This should lead to every tree being exactly the same, but perhaps there are additional tuning parameters that result in this not being the case.
m <- randomForest(lprice ~ ., data = train,
sampsize = nrow(train),
replace = FALSE,
mtry = 5,
nodesize = 1
)
m
##
## Call:
## randomForest(formula = lprice ~ ., data = train, sampsize = nrow(train), replace = FALSE, mtry = 5, nodesize = 1)
## Type of random forest: regression
## Number of trees: 500
## No. of variables tried at each split: 5
##
## Mean of squared residuals: NaN
## % Var explained: NaN
p_train <- predict(m, newdata = train)
p_test <- predict(m, newdata = test)
error <- bind_rows(
error,
data.frame(
group = "Random forest",
method = "overfit",
in_sample = mean((p_train - train$lprice)^2),
out_of_sample = mean((p_test - test$lprice)^2)
)
)
To underfit, we can reverse all the settings in the previous section. Here we will make the sample for each tree small, try only 1 explanatory variable for each split, require a relatively large number of obserations in each leaf, and use a small number of trees.
m <- randomForest(lprice ~ ., data = train,
sampsize = 0.3*nrow(train), # training set is same size as data
mtry = 1, # number of variables to try at each split
nodesize = 10, # number of observations in each leaf
ntree = 20
)
m
##
## Call:
## randomForest(formula = lprice ~ ., data = train, sampsize = 0.3 * nrow(train), mtry = 1, nodesize = 10, ntree = 20)

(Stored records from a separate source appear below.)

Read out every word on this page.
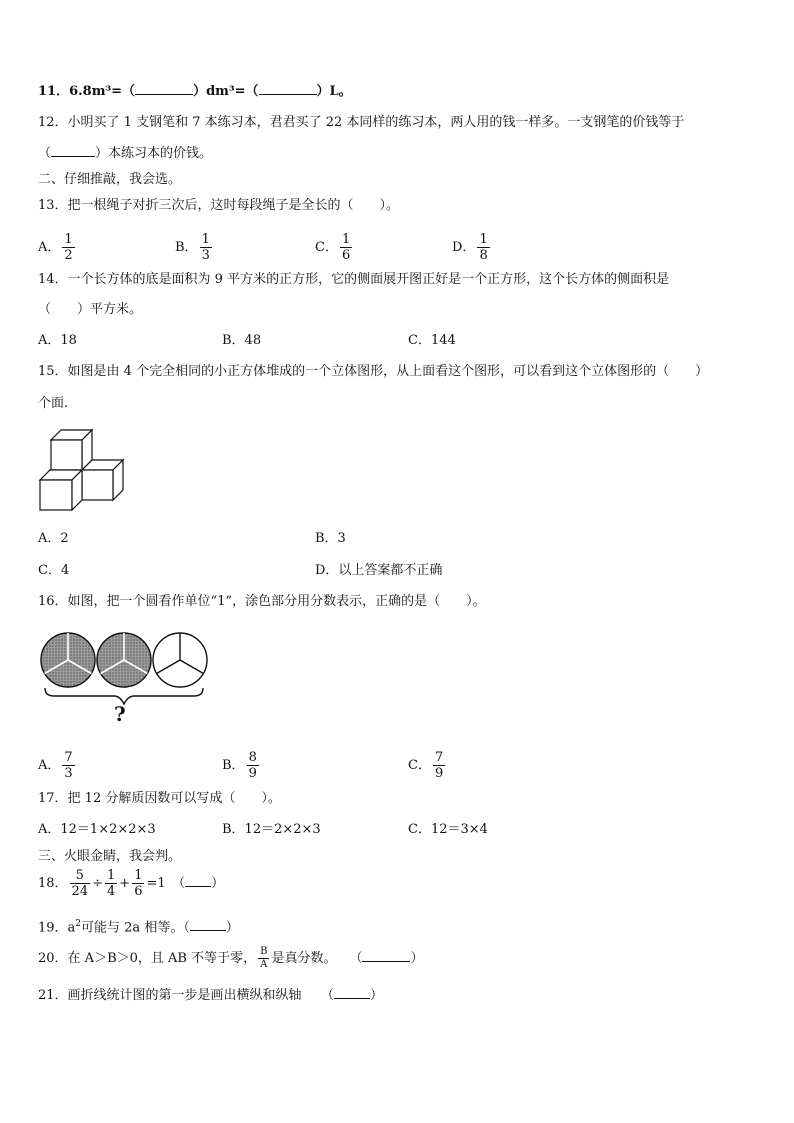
11．6.8m³=（	）dm³=（	）L。
12．小明买了 1 支钢笔和 7 本练习本，君君买了 22 本同样的练习本，两人用的钱一样多。一支钢笔的价钱等于
（	）本练习本的价钱。
二、仔细推敲，我会选。
13．把一根绳子对折三次后，这时每段绳子是全长的（　　）。
A． $\frac{1}{2}$	B． $\frac{1}{3}$	C． $\frac{1}{6}$	D． $\frac{1}{8}$
14．一个长方体的底是面积为 9 平方米的正方形，它的侧面展开图正好是一个正方形，这个长方体的侧面积是
（　　）平方米。
A．18	B．48	C．144
15．如图是由 4 个完全相同的小正方体堆成的一个立体图形，从上面看这个图形，可以看到这个立体图形的（　　）
个面.
A．2	B．3
C．4	D．以上答案都不正确
16．如图，把一个圆看作单位“1”，涂色部分用分数表示，正确的是（　　）。
?
A． $\frac{7}{3}$	B． $\frac{8}{9}$	C． $\frac{7}{9}$
17．把 12 分解质因数可以写成（　　）。
A．12＝1×2×2×3	B．12＝2×2×3	C．12＝3×4
三、火眼金睛，我会判。
18． $\frac{5}{24} \div \frac{1}{4} + \frac{1}{6} =1$　（ ）
19．$a^2$可能与 2a 相等。（	）
20．在 A＞B＞0，且 AB 不等于零， $\frac{B}{A}$ 是真分数。　　（	）
21．画折线统计图的第一步是画出横纵和纵轴　　（	）
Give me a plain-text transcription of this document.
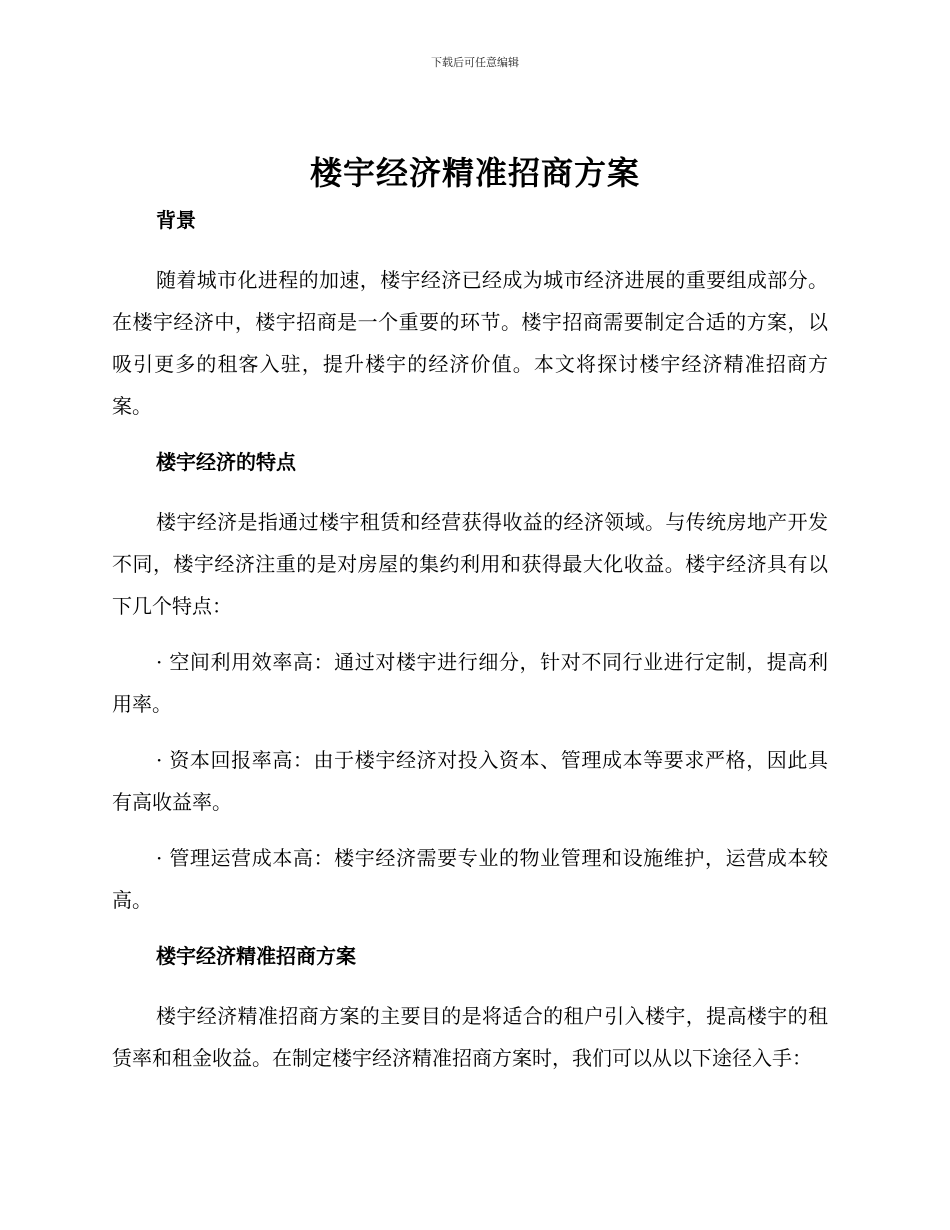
下载后可任意编辑
楼宇经济精准招商方案
背景

随着城市化进程的加速，楼宇经济已经成为城市经济进展的重要组成部分。在楼宇经济中，楼宇招商是一个重要的环节。楼宇招商需要制定合适的方案，以吸引更多的租客入驻，提升楼宇的经济价值。本文将探讨楼宇经济精准招商方案。

楼宇经济的特点

楼宇经济是指通过楼宇租赁和经营获得收益的经济领域。与传统房地产开发不同，楼宇经济注重的是对房屋的集约利用和获得最大化收益。楼宇经济具有以下几个特点：

· 空间利用效率高：通过对楼宇进行细分，针对不同行业进行定制，提高利用率。

· 资本回报率高：由于楼宇经济对投入资本、管理成本等要求严格，因此具有高收益率。

· 管理运营成本高：楼宇经济需要专业的物业管理和设施维护，运营成本较高。

楼宇经济精准招商方案

楼宇经济精准招商方案的主要目的是将适合的租户引入楼宇，提高楼宇的租赁率和租金收益。在制定楼宇经济精准招商方案时，我们可以从以下途径入手：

## Type of random forest: regression
## Number of trees: 20
## No. of variables tried at each split: 1
##
## Mean of squared residuals: 0.1147601
## % Var explained: 88.59
p_train <- predict(m, newdata = train)
p_test <- predict(m, newdata = test)
error <- bind_rows(
error,
data.frame(
group = "Random forest",
method = "underfit",
in_sample = mean((p_train - train$lprice)^2),
out_of_sample = mean((p_test - test$lprice)^2)
)
)
There are a number of different packages that implement tree based approaches to regression modeling. Many of those approaches and additional machine and statistical learning approaches exist on the CRAN Task View: Machine Learning and Statisical Learning.
Tree models are just a particular type of regression model and thus
prediction intervals should be straight-forward, but apparently are not
implemented in predict.rpart
. Prediction intervals
construction from random forests models is an active area of research.
The piRF
package aims to combine multiple approaches for regression models in a
single package.
Below is a table comparing performance for a number of methods for the log price of diamonds based on continuous explanatory variables. While the results here indicating similar performance amongst all these methods, we should be careful in drawing too many conclusions from this analysis. As a reminder, for computational reasons, we are only using 100 training and testing data points. In addition, the relationship between the explanatory variables and log price seem reasonably linear. For more complicated relationships and more data, the more flexible methods will likely perform better.
error %>%
datatable(
rownames = FALSE,
caption = "In and out-of-sample error for various prediction methods",
filter = "top"
) %>%
formatRound(columns = c("in_sample","out_of_sample"), digits = 3)